Honestly, men! Why is it that in a crisis the rational ability to think straight, goes all wavy and heads south.
“We’ll do what we always do. You go and fetch some worms, I’ll get the cage divider, we’ll lure her to the front section – as we do every day to get her out.”
“It won’t work!”
“It’ll work,” I snapped, “just go and get some worms!”
I was left watching the chicks and being shrieked at by Pa Guinea. He didn’t mind me as much as he minded the camera. Something about point and shoot, I think, was stuck in the primeval bit of his brain.
“Heck-heck-heck-heck,” he roared charging at me.
I pointed the camera at him. He squawked and ducked around the side of the cage, muttering rude things beneath his breath.
D returned with the worms. Bo was lured to the front of the cage. The divider was dropped. Yours truly went to the other side of the cage, lifted it up (in a manful sort of way despite being dressed in nothing but a satin dressing gown) and the chicks shot out like motorized mini mice suffering from an excess of batteries.
“Heeeeeeeck!” hissed Pa Guinea and rushed one chick across the lawn while the other two vanished into bushes alongside the house.
“How the hell did they ever get in?” asked D.

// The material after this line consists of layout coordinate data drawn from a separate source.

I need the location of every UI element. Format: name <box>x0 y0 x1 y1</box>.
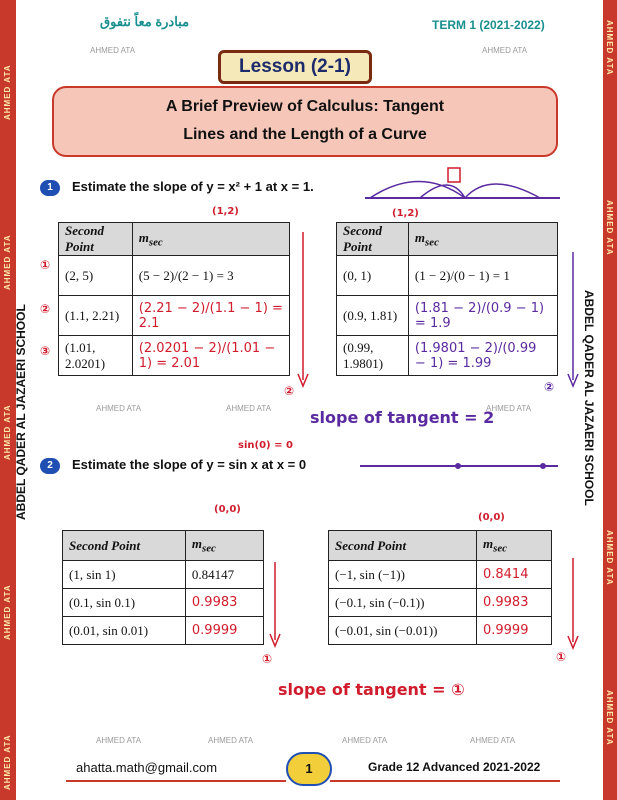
term-label: TERM 1 (2021-2022) <box>432 18 545 32</box>
column-header: $m_{sec}$ <box>476 531 551 561</box>
question-number-badge: 2 <box>40 458 60 474</box>
handwritten-point: (1,2) <box>392 208 419 219</box>
table-cell-msec: (1.9801 − 2)/(0.99 − 1) = 1.99 <box>408 336 557 376</box>
table-cell-msec: 0.9999 <box>185 617 263 645</box>
q2-result: slope of tangent = ① <box>278 680 465 699</box>
handwritten-point: (1,2) <box>212 206 239 217</box>
page-number: 1 <box>286 752 332 786</box>
limit-arrow-right <box>566 556 580 652</box>
column-header: Second Point <box>63 531 186 561</box>
side-watermark: AHMED ATA <box>605 530 614 586</box>
footer-divider <box>66 780 286 782</box>
footer-email[interactable]: ahatta.math@gmail.com <box>76 760 218 775</box>
right-border-strip <box>603 0 617 800</box>
watermark: AHMED ATA <box>482 46 528 55</box>
side-watermark: AHMED ATA <box>605 20 614 76</box>
q1-result: slope of tangent = 2 <box>310 408 495 427</box>
limit-value: ① <box>262 652 273 666</box>
column-header: $m_{sec}$ <box>408 223 557 256</box>
side-watermark: AHMED ATA <box>605 690 614 746</box>
column-header: Second Point <box>329 531 477 561</box>
table-cell-msec: (2.0201 − 2)/(1.01 − 1) = 2.01 <box>132 336 289 376</box>
q2-right-table <box>328 530 552 645</box>
watermark: AHMED ATA <box>90 46 136 55</box>
table-cell-msec: 0.84147 <box>185 561 263 589</box>
watermark: AHMED ATA <box>96 404 142 413</box>
side-watermark: AHMED ATA <box>3 404 12 460</box>
table-cell-point: (1, sin 1) <box>63 561 186 589</box>
lesson-label: Lesson (2-1) <box>218 50 372 84</box>
school-name-right: ABDEL QADER AL JAZAERI SCHOOL <box>582 290 596 506</box>
handwritten-point: (0,0) <box>478 512 505 523</box>
table-cell-msec: (5 − 2)/(2 − 1) = 3 <box>132 256 289 296</box>
lesson-title-line2: Lines and the Length of a Curve <box>183 126 427 143</box>
table-cell-msec: (1.81 − 2)/(0.9 − 1) = 1.9 <box>408 296 557 336</box>
number-line-sketch <box>358 452 568 486</box>
watermark: AHMED ATA <box>96 736 142 745</box>
watermark: AHMED ATA <box>208 736 254 745</box>
row-marker: ② <box>40 302 51 316</box>
number-line-sketch <box>360 160 570 210</box>
lesson-title-line1: A Brief Preview of Calculus: Tangent <box>165 98 445 115</box>
footer-divider <box>330 780 560 782</box>
table-cell-point: (0.9, 1.81) <box>337 296 409 336</box>
column-header: Second Point <box>337 223 409 256</box>
table-cell-point: (0.01, sin 0.01) <box>63 617 186 645</box>
question-1-text: Estimate the slope of y = x² + 1 at x = 1. <box>72 179 314 194</box>
watermark: AHMED ATA <box>470 736 516 745</box>
side-watermark: AHMED ATA <box>3 64 12 120</box>
table-cell-point: (−1, sin (−1)) <box>329 561 477 589</box>
side-watermark: AHMED ATA <box>605 200 614 256</box>
column-header: Second Point <box>59 223 133 256</box>
q1-right-table <box>336 222 558 376</box>
table-cell-point: (0, 1) <box>337 256 409 296</box>
row-marker: ③ <box>40 344 51 358</box>
row-marker: ① <box>40 258 51 272</box>
table-cell-point: (0.99, 1.9801) <box>337 336 409 376</box>
limit-arrow-right <box>566 250 580 390</box>
arabic-header: مبادرة معاً نتفوق <box>100 14 190 29</box>
q1-left-table <box>58 222 290 376</box>
question-number-badge: 1 <box>40 180 60 196</box>
limit-arrow-left <box>296 230 310 390</box>
table-cell-msec: (1 − 2)/(0 − 1) = 1 <box>408 256 557 296</box>
question-2-text: Estimate the slope of y = sin x at x = 0 <box>72 457 307 472</box>
lesson-title-box <box>52 86 558 157</box>
side-watermark: AHMED ATA <box>3 734 12 790</box>
watermark: AHMED ATA <box>486 404 532 413</box>
side-watermark: AHMED ATA <box>3 584 12 640</box>
table-cell-point: (−0.01, sin (−0.01)) <box>329 617 477 645</box>
limit-arrow-left <box>268 560 282 650</box>
handwritten-point: (0,0) <box>214 504 241 515</box>
q2-left-table <box>62 530 264 645</box>
table-cell-msec: 0.9983 <box>185 589 263 617</box>
table-cell-msec: 0.9983 <box>476 589 551 617</box>
handwritten-sin0: sin(0) = 0 <box>238 440 293 451</box>
table-cell-msec: (2.21 − 2)/(1.1 − 1) = 2.1 <box>132 296 289 336</box>
table-cell-point: (1.01, 2.0201) <box>59 336 133 376</box>
limit-value: ② <box>284 384 295 398</box>
table-cell-point: (2, 5) <box>59 256 133 296</box>
table-cell-point: (−0.1, sin (−0.1)) <box>329 589 477 617</box>
limit-value: ① <box>556 650 567 664</box>
school-name-left: ABDEL QADER AL JAZAERI SCHOOL <box>14 304 28 520</box>
table-cell-point: (1.1, 2.21) <box>59 296 133 336</box>
column-header: $m_{sec}$ <box>185 531 263 561</box>
limit-value: ② <box>544 380 555 394</box>
table-cell-point: (0.1, sin 0.1) <box>63 589 186 617</box>
side-watermark: AHMED ATA <box>3 234 12 290</box>
table-cell-msec: 0.8414 <box>476 561 551 589</box>
table-cell-msec: 0.9999 <box>476 617 551 645</box>
column-header: $m_{sec}$ <box>132 223 289 256</box>
watermark: AHMED ATA <box>226 404 272 413</box>
footer-grade: Grade 12 Advanced 2021-2022 <box>368 760 541 774</box>
watermark: AHMED ATA <box>342 736 388 745</box>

The usual suspect, looking innocent...

Now see, here’s the problem. The usual suspects, aka the squirrels, have done what squirrels always do if there are seeds and nuts they can’t get to. They find a way in. And this lot has taken to tunneling. And sure enough, there was a hole going under the base of the cage.

The Tunnel

I should perhaps mention that last week we found Bo in a lather as two squirrels, the master engineers, flung themselves around her cage because you know how it goes, having got in, no one can ever remember how to get out.

Who me? Nevuh!

So if anyone has any bright ideas about how to stop tunnel builders, bearing in mind that Bo’s cage gets moved around the garden every few days, do please let me know. For the moment we’ve resorted to bricks around the edge of the base where invasions have occurred, but we’re kinda running low on bricks.

The Tunnel blocked, for now...

Oh and before I end off, let me also add that we have a new predator to contend with. Pickings being scarce on the mountain, the baboons have taken to invading the neighbourhood to trash the rubbish bins, break in and devastate anything they can lay their thieving paws on. They are not nice, they can be very aggressive, they have huge yellow fangs and are far too smart for their own good. Dealing with sparrowhawks and herons was, in comparison, um, chicken feed…

Chacma baboons, not to be messed with
Shot above, taken at the arboretum just up the road.
Shot below, taken at Cape Point Nature Reserve


And now I'm off to make myself a nice, soothing cuppa tea.